Um ano sem aula cobrará preço devastador em vidas intelectuais e profissionais amputadas
Vejo, melancólico, as fotos de Adriano Vizoni, das escolas públicas fechadas (Folha, 27.jul). Lembro das primeiras escolas em que dei aulas, em Carapicuíba e Caucaia do Alto, nos idos de 1978. A placidez com que o Brasil encara a interrupção eterna do ano escolar é um retrato em preto e branco do desprezo nacional pelos pobres —e pela educação.
Cito os estudos científicos sobre as escolas básicas suecas, que nunca fecharam, e alemãs, reabertas em maio? Eles mostram o risco irrisório do retorno parcial às aulas, sob os conhecidos protocolos sanitários, durante o declínio das infecções. Menciono a orientação do Centro de Controle de Doenças dos EUA —são médicos, não agentes de Trump— de próximo retorno às aulas (bit.ly/30ac7AZ)? Melhor não.
“Você quer matar as crianças, os professores, os pais e os avôs!”; “arauto da necropolítica!”; “genocida!”. As réplicas rituais surgem, aos gritos, de quem jamais lerá estudo algum —mas não cansa de empregar a palavra “ciência”.
Falar em escolas já produziu até uma nova especialidade acadêmica. Um matemático da FGV criou um modelo profético que garantia a morte de milhares de crianças em poucas semanas de aulas. Depois, voltou atrás, alegando “empolgação”, reconhecendo equívocos de comunicação e estratosféricas incertezas estatísticas. Com o vírus, ao lado da Matemática Pura e da Aplicada, nasceu a Matemática Empolgada.
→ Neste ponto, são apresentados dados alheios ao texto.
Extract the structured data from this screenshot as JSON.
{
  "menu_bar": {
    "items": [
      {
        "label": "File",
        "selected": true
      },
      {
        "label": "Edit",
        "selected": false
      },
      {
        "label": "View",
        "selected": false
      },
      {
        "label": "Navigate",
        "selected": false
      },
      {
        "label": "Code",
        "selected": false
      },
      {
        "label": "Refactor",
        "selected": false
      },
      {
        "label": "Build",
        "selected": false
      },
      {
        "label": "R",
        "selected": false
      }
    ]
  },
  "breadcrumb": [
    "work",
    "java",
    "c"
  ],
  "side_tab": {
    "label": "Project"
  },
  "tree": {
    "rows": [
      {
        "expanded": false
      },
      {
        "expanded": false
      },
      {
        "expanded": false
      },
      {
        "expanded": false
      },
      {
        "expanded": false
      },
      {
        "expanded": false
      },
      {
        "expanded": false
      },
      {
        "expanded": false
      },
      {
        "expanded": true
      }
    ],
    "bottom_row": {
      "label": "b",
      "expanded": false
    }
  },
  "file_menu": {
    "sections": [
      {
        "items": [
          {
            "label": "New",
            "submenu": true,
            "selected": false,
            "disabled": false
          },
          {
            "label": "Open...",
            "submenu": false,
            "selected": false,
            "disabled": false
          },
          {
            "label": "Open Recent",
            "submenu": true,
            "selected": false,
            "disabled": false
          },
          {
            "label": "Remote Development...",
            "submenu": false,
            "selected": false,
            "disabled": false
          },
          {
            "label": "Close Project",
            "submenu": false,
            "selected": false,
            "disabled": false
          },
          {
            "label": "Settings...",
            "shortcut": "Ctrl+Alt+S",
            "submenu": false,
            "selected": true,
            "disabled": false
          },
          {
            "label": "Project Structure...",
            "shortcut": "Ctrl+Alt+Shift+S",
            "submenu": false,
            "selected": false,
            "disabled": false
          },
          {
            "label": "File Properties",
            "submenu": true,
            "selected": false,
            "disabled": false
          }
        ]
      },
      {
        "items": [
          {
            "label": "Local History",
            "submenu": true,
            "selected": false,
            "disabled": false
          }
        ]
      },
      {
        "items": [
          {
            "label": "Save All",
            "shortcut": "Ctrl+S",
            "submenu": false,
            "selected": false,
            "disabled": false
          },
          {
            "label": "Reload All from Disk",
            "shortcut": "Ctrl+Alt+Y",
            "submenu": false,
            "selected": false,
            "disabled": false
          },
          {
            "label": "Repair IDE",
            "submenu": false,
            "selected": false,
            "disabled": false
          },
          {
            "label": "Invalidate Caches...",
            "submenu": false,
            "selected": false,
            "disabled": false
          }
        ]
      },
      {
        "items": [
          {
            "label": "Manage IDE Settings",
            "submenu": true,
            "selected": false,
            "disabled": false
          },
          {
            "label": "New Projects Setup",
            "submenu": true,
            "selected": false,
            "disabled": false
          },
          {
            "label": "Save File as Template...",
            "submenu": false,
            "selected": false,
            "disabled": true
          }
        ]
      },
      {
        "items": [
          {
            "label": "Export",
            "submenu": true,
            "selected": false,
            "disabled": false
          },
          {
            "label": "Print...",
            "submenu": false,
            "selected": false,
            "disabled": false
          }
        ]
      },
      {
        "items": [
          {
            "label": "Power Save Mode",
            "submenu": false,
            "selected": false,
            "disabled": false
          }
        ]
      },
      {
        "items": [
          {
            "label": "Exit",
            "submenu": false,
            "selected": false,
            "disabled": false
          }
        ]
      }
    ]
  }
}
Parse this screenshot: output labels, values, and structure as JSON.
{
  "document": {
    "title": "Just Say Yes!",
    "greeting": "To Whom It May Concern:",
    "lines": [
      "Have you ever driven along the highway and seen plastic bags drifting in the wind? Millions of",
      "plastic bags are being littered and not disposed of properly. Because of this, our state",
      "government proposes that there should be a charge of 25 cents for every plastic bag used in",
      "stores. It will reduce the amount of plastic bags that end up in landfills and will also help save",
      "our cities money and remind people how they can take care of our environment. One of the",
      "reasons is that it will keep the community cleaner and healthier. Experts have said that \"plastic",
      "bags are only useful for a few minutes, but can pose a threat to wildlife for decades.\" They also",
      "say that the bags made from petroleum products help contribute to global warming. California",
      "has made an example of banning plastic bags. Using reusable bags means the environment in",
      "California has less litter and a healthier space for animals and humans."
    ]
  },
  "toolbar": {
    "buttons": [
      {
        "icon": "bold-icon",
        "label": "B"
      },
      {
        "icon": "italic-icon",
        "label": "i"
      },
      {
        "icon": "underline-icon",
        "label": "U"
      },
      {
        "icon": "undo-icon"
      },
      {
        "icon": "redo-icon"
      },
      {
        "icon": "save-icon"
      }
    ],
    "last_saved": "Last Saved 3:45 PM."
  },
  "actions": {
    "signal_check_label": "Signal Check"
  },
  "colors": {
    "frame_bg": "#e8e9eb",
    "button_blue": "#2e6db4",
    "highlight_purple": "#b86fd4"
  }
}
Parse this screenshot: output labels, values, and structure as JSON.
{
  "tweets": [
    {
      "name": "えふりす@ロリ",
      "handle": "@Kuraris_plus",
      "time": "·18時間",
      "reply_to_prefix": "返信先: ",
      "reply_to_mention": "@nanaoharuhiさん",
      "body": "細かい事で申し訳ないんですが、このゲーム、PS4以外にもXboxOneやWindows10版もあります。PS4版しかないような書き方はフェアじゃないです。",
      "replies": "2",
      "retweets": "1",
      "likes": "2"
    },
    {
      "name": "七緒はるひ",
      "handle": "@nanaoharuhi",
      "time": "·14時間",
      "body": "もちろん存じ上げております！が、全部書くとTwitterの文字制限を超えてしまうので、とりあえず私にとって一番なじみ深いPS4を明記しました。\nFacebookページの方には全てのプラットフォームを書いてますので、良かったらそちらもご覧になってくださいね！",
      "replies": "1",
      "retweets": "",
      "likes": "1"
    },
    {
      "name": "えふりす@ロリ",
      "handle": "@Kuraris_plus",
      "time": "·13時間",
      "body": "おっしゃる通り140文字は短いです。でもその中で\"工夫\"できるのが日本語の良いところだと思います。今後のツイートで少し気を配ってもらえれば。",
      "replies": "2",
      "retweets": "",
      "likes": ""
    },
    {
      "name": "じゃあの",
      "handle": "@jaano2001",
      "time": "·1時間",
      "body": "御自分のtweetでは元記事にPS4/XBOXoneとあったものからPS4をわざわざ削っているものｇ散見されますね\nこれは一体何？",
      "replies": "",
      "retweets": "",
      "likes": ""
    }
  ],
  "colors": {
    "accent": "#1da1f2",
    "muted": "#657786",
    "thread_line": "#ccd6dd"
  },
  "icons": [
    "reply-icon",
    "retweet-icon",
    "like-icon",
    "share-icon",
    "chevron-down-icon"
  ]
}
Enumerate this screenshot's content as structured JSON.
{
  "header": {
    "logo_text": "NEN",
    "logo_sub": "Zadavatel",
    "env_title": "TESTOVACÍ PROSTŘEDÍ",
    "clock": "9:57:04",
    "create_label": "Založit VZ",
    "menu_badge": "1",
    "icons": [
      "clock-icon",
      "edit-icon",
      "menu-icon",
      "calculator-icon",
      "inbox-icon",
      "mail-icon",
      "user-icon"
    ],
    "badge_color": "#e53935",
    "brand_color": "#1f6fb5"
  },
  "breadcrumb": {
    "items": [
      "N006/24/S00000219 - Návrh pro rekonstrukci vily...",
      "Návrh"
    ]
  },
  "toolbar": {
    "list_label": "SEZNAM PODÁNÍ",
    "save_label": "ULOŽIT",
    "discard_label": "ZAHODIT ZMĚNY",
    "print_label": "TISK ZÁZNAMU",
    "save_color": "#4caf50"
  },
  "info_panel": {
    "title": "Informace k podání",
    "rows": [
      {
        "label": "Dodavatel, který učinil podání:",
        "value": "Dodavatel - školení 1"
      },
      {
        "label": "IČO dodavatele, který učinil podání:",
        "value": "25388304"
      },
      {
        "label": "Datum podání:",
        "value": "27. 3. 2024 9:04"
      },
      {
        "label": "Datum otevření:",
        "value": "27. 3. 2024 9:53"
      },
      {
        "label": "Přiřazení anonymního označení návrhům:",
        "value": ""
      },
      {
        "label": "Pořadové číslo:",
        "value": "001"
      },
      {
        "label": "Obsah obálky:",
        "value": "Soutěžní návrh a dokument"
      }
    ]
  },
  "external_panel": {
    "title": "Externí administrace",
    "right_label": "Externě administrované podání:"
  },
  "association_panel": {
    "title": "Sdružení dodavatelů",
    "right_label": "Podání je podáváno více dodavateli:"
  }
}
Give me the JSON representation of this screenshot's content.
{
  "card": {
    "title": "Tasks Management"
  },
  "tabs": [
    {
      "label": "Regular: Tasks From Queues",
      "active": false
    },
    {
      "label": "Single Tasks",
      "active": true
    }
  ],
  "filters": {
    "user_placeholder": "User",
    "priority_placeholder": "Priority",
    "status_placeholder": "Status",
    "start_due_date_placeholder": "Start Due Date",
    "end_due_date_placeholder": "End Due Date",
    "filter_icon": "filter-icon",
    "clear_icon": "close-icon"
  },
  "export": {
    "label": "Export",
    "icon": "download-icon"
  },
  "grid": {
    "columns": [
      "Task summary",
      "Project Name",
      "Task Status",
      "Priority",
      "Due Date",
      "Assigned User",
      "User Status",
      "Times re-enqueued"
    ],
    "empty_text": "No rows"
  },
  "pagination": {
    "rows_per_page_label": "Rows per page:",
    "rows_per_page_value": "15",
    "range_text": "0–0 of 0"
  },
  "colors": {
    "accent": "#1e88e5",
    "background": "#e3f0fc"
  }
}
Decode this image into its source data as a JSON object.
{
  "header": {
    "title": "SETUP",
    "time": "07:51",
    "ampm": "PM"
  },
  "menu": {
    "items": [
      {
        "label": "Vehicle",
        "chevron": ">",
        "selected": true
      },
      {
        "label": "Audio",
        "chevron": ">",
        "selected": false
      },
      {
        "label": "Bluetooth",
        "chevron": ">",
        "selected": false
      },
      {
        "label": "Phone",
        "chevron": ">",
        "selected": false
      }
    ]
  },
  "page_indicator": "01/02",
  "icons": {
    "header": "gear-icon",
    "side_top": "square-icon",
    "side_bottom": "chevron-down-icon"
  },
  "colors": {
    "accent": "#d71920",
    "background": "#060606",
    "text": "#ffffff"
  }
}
“Uma única vida perdida”, porém, seria suficiente para manter as escolas fechadas, concluiu o matemático, jogando no lixo seu monumento estatístico em ruínas. De acordo com o modelo mental hegemônico entre governantes e especialistas fechados na bolha da alta classe média, crianças sem aula foram isoladas em tubos de vácuo: não brincam nas ruas, não retornam às suas casas e, portanto, não transmitem o vírus.
Sindicatos de professores concorrem, em corporativismo, com associações de policiais. A simples menção à hipótese longínqua de reabertura escolar deflagra ameaças de greves. Dirigentes das entidades querem evitar a volta às aulas até o advento da vacina. O fenômeno é mundial: um manifesto do sindicato de professores de Los Angeles lista dezenas de pressupostos para a reabertura, inclusive a implantação de um sistema universal de saúde nos EUA. Esqueceram de exigir a prévia abolição do papado.
O Plano São Paulo prevê a retomada de aulas apenas um mês depois de todas as regiões atingirem em uníssono a etapa amarela. Por que uma escola paulistana não pode reabrir enquanto ainda pesam restrições sanitárias em Araçatuba? João Gabbardo, do centro de contingência, explicou que o obstáculo não decorre de critérios epidemiológicos, mas de uma norma de uniformidade da Secretaria de Educação.
De fato, um outro vírus, ainda mais contagioso, controla os portões escolares. O nome dele é política eleitoral.
Os pais têm medo, um sentimento compreensível, em parte derivado da “empolgação” jornalística. Nos dias em curso, a notícia lateral de que a França foi obrigada a fechar novamente algumas dezenas de escolas soterra a informação sobre a reabertura em segurança de 40 mil escolas. Nesses tempos, apesar do elogio editorial à ciência, um matemático empolgado ganha as manchetes que ignoram pesquisas epidemiológicas baseadas em evidências.
Na escola, as crianças aprendem a aprender. Um ano sem aula cobrará preço devastador em vidas intelectuais e profissionais amputadas. Bons professores sabem disso —e não precisam curvar-se às ordens dos chefões sindicais.
Como os médicos e enfermeiros, eles têm o dever cívico de levantar as mãos, declarando-se prontos a enfrentar riscos muito menores. De minha parte, vai aqui uma mensagem de voluntariado ao governo estadual: estou pronto a voltar a meus 19 anos, substituindo professores recalcitrantes em qualquer escola pública —até a vacina.
*Demétrio Magnoli, sociólogo, autor de “Uma Gota de Sangue: História do Pensamento Racial”. É doutor em geografia humana pela USP.